Wir alle wünschen uns ein Leben in Leichtigkeit und Zufriedenheit in der Familie, der Partnerschaft, im Beruf und nicht zuletzt in uns selbst. Stattdessen kommt es immer wieder zu Konflikten und Verstrickungen und wir erleben uns nur allzu oft gefangen in Verhaltensmustern, die wir einfach nicht kontrollieren können. Ängste, Schuldgefühle, innere Widerstände und alte Verstrickungen und falsche Überzeugungen belasten nicht nur unsere Beziehungen und unseren Alltag, sondern langfristig auch  unseren Körper und unsere Seele. Wir möchten etwas verändern, aber wir wissen nicht wie… und manchmal auch gar nicht was!
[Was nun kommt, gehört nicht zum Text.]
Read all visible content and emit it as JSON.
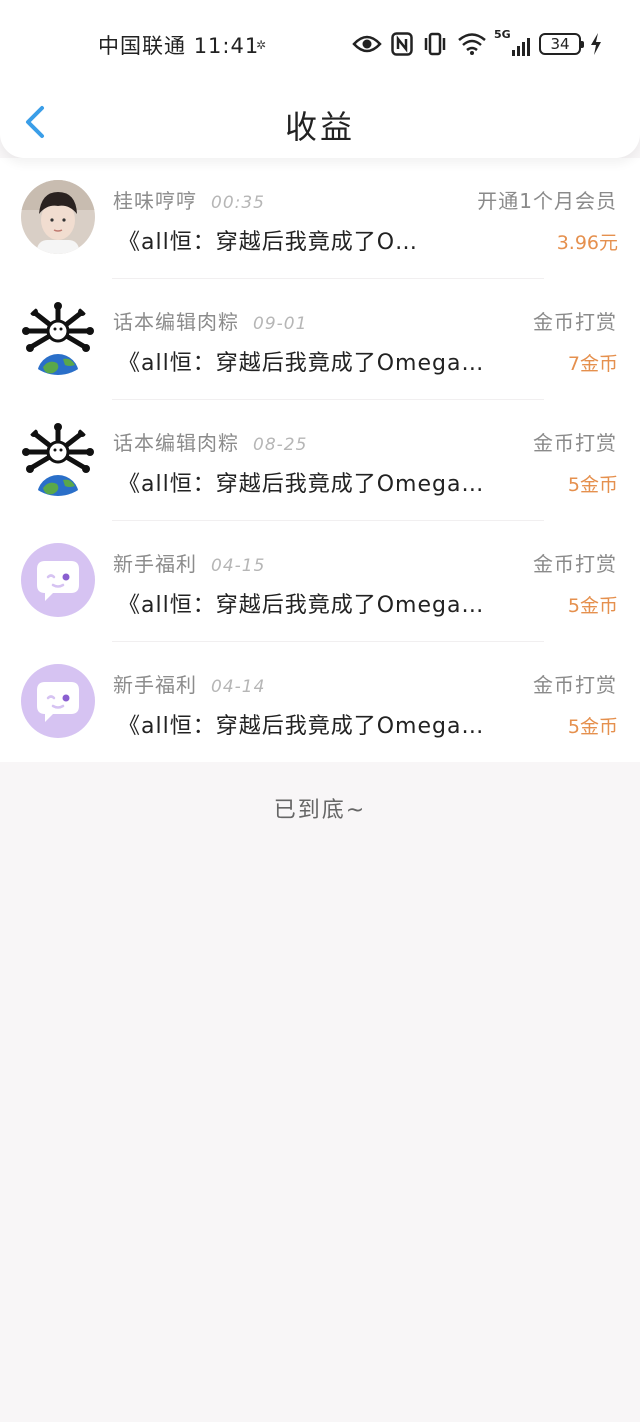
{
  "status": {
    "carrier": "中国联通",
    "time": "11:41",
    "battery": "34",
    "network": "5G"
  },
  "nav": {
    "title": "收益",
    "back_icon": "chevron-left-icon"
  },
  "colors": {
    "accent_blue": "#3a9ee8",
    "amount_orange": "#e5904e",
    "muted_text": "#8c8c8c"
  },
  "records": [
    {
      "name": "桂味哼哼",
      "time": "00:35",
      "type": "开通1个月会员",
      "book": "《all恒：穿越后我竟成了O…",
      "amount": "3.96元",
      "avatar": "photo-avatar"
    },
    {
      "name": "话本编辑肉粽",
      "time": "09-01",
      "type": "金币打赏",
      "book": "《all恒：穿越后我竟成了Omega…",
      "amount": "7金币",
      "avatar": "earth-bones-avatar"
    },
    {
      "name": "话本编辑肉粽",
      "time": "08-25",
      "type": "金币打赏",
      "book": "《all恒：穿越后我竟成了Omega…",
      "amount": "5金币",
      "avatar": "earth-bones-avatar"
    },
    {
      "name": "新手福利",
      "time": "04-15",
      "type": "金币打赏",
      "book": "《all恒：穿越后我竟成了Omega…",
      "amount": "5金币",
      "avatar": "chat-bubble-avatar"
    },
    {
      "name": "新手福利",
      "time": "04-14",
      "type": "金币打赏",
      "book": "《all恒：穿越后我竟成了Omega…",
      "amount": "5金币",
      "avatar": "chat-bubble-avatar"
    }
  ],
  "footer": {
    "end_text": "已到底~"
  }
}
Aufstellungen machen das, was unter der Oberfläche liegt, sichtbar und damit lösbar!

WIE GEHT DAS?

Bei Systemaufstellungen positioniert der Klient sein inneres Bild bezüglich eines Themas oder eines Systems im Raum. Als System versteht sich jede Gruppierung von individuellen Elementen, zwischen denen bestimmt Beziehungen bestehen. Die Familie, Partnerschaft, das berufliche Umfeld, Organisationen, innere Anteile, Organe, Krankheitsbilder, oder auch abstrakte Werte, wie Ideen, Werte, Ziele, Blockaden, u.v.m. Jede Art von System kann aufgestellt werden, das jeweilige System (z.B. die Familie) muss dafür nicht anwesend sein. Stattdessen werden im Einzelsetting oft Gegenstände, Zettel oder Kissen zu Hilfe genommen, in der Gruppe übernehmen andere TeilnehmerInnen stellvertretend die notwendigen Rollen und folgen absichtslos und wertfrei ihren Impulsen. Allein das Aufstellen im Raum bringt dem Klienten oft schon erstaunliche Erkenntnisse und Hindernisse können überwunden werden.
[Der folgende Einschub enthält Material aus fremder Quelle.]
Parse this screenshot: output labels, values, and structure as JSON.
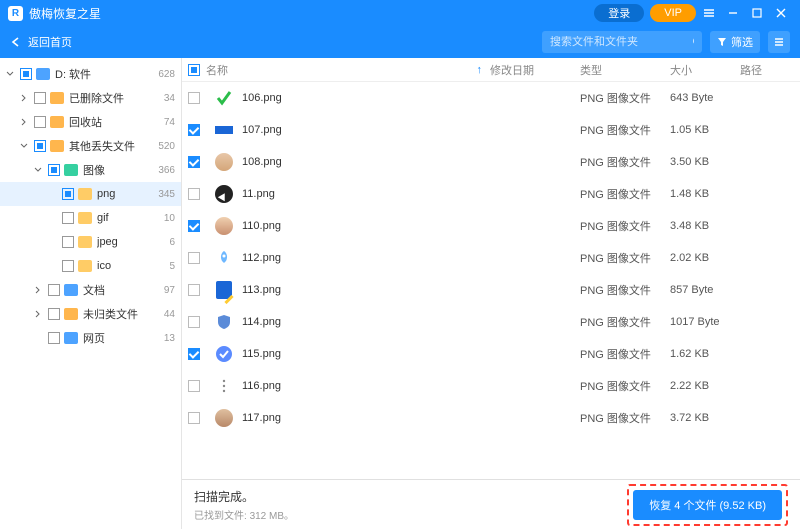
{
  "app": {
    "title": "傲梅恢复之星"
  },
  "titlebar": {
    "login": "登录",
    "vip": "VIP"
  },
  "toolbar": {
    "back": "返回首页",
    "search_placeholder": "搜索文件和文件夹",
    "filter": "筛选"
  },
  "sidebar": [
    {
      "label": "D: 软件",
      "count": "628",
      "indent": 0,
      "chev": "down",
      "cb": "ind",
      "iconColor": "#4da3ff",
      "sel": false
    },
    {
      "label": "已删除文件",
      "count": "34",
      "indent": 1,
      "chev": "right",
      "cb": "empty",
      "iconColor": "#ffb64d",
      "sel": false
    },
    {
      "label": "回收站",
      "count": "74",
      "indent": 1,
      "chev": "right",
      "cb": "empty",
      "iconColor": "#ffb64d",
      "sel": false
    },
    {
      "label": "其他丢失文件",
      "count": "520",
      "indent": 1,
      "chev": "down",
      "cb": "ind",
      "iconColor": "#ffb64d",
      "sel": false
    },
    {
      "label": "图像",
      "count": "366",
      "indent": 2,
      "chev": "down",
      "cb": "ind",
      "iconColor": "#35d0a0",
      "sel": false
    },
    {
      "label": "png",
      "count": "345",
      "indent": 3,
      "chev": "",
      "cb": "ind",
      "iconColor": "#ffcc66",
      "sel": true
    },
    {
      "label": "gif",
      "count": "10",
      "indent": 3,
      "chev": "",
      "cb": "empty",
      "iconColor": "#ffcc66",
      "sel": false
    },
    {
      "label": "jpeg",
      "count": "6",
      "indent": 3,
      "chev": "",
      "cb": "empty",
      "iconColor": "#ffcc66",
      "sel": false
    },
    {
      "label": "ico",
      "count": "5",
      "indent": 3,
      "chev": "",
      "cb": "empty",
      "iconColor": "#ffcc66",
      "sel": false
    },
    {
      "label": "文档",
      "count": "97",
      "indent": 2,
      "chev": "right",
      "cb": "empty",
      "iconColor": "#4da3ff",
      "sel": false
    },
    {
      "label": "未归类文件",
      "count": "44",
      "indent": 2,
      "chev": "right",
      "cb": "empty",
      "iconColor": "#ffb64d",
      "sel": false
    },
    {
      "label": "网页",
      "count": "13",
      "indent": 2,
      "chev": "",
      "cb": "empty",
      "iconColor": "#4da3ff",
      "sel": false
    }
  ],
  "columns": {
    "name": "名称",
    "date": "修改日期",
    "type": "类型",
    "size": "大小",
    "path": "路径"
  },
  "files": [
    {
      "name": "106.png",
      "type": "PNG 图像文件",
      "size": "643 Byte",
      "checked": false,
      "thumb": "check"
    },
    {
      "name": "107.png",
      "type": "PNG 图像文件",
      "size": "1.05 KB",
      "checked": true,
      "thumb": "bar"
    },
    {
      "name": "108.png",
      "type": "PNG 图像文件",
      "size": "3.50 KB",
      "checked": true,
      "thumb": "face1"
    },
    {
      "name": "11.png",
      "type": "PNG 图像文件",
      "size": "1.48 KB",
      "checked": false,
      "thumb": "compass"
    },
    {
      "name": "110.png",
      "type": "PNG 图像文件",
      "size": "3.48 KB",
      "checked": true,
      "thumb": "face2"
    },
    {
      "name": "112.png",
      "type": "PNG 图像文件",
      "size": "2.02 KB",
      "checked": false,
      "thumb": "rocket"
    },
    {
      "name": "113.png",
      "type": "PNG 图像文件",
      "size": "857 Byte",
      "checked": false,
      "thumb": "edit"
    },
    {
      "name": "114.png",
      "type": "PNG 图像文件",
      "size": "1017 Byte",
      "checked": false,
      "thumb": "shield"
    },
    {
      "name": "115.png",
      "type": "PNG 图像文件",
      "size": "1.62 KB",
      "checked": true,
      "thumb": "badge"
    },
    {
      "name": "116.png",
      "type": "PNG 图像文件",
      "size": "2.22 KB",
      "checked": false,
      "thumb": "dots"
    },
    {
      "name": "117.png",
      "type": "PNG 图像文件",
      "size": "3.72 KB",
      "checked": false,
      "thumb": "face3"
    }
  ],
  "footer": {
    "status_title": "扫描完成。",
    "status_sub_label": "已找到文件:",
    "status_sub_value": "312 MB。",
    "recover": "恢复 4 个文件 (9.52 KB)"
  }
}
Die eigenständige Dynamik des Systems, repräsentiert durch die Stellvertreter, ermöglicht ihm zudem eine neue Sichtweise auf  Eigenes und Übernommenes, denn die Ursachen für das, was da im Verborgenen wirkt, können zum Teil sehr alt sein und sogar aus einer Zeit stammen, die vor unserer bewussten Erinnerung liegt, wie z.B. vorgeburtliches Trauma oder auch ungelöstes Leid oder Schuld vorausgegangener Generationen, insbesondere dann, wenn es vergessen, verdrängt oder bewusst ausgeschlossen wurde.

Beim Familienstellen werden darum oft Systemmitglieder mehrerer Generationen aufgestellt. Der Blick geht zum Teil weit in der Zeit zurück, dahin wo etwas im System durcheinander geraten ist. Wird die ursprüngliche Ordnung wieder hergestellt, kann sich Ungelöstes lösen und ein freies Handeln und Erleben wird durch alle Generationen möglich.
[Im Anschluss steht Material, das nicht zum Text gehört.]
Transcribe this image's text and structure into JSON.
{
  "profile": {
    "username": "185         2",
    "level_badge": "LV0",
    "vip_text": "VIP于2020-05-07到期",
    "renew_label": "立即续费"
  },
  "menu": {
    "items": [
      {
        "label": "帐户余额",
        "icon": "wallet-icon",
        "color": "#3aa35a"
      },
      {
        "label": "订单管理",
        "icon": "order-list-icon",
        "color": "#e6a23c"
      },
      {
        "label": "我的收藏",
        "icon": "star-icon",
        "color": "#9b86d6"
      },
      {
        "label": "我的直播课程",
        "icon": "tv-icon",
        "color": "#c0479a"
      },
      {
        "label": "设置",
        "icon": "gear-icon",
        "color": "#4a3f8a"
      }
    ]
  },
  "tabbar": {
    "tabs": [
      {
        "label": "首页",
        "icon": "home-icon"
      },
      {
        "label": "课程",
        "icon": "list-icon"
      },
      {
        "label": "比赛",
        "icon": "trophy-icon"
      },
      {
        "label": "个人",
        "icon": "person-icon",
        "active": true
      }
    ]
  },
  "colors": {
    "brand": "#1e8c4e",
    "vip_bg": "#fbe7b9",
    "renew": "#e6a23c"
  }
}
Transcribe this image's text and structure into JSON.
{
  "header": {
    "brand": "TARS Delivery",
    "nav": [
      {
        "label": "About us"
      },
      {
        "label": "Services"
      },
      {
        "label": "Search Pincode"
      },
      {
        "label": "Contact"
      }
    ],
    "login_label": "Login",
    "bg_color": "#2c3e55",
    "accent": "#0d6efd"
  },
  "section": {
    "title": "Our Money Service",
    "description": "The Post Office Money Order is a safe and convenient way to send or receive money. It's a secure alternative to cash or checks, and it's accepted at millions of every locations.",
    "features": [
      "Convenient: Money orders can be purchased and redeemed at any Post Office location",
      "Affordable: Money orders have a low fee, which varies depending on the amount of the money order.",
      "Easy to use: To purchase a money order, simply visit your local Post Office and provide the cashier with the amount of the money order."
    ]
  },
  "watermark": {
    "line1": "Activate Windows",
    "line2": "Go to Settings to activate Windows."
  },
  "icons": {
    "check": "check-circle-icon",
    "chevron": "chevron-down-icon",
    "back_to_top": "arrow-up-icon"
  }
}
Anregungen zur Erforschung der Familiengeschichte findest Du hier >>

Auch im beruflichen Coaching und Training, genauso wie in der Supervision und in großen Unternehmen findet der systemische Ansatz bereits seit vielen Jahren großen Anklang. Im Rahmen von Organisationsaufstellungen kann z.B. die gesamte Unternehmensstruktur samt Mitarbeitern aus einer Metaebene betrachtet und neu aufgestellt werden.

Offene Abende eignen sich hervorragend, um diese lösungsorientierte Methode kennenzulernen und eröffnen nicht nur den Aufstellenden, sondern auch den Stellvertretern und allen Anwesenden wertvolle Erkenntnisse zu den eigenen Lebensthemen.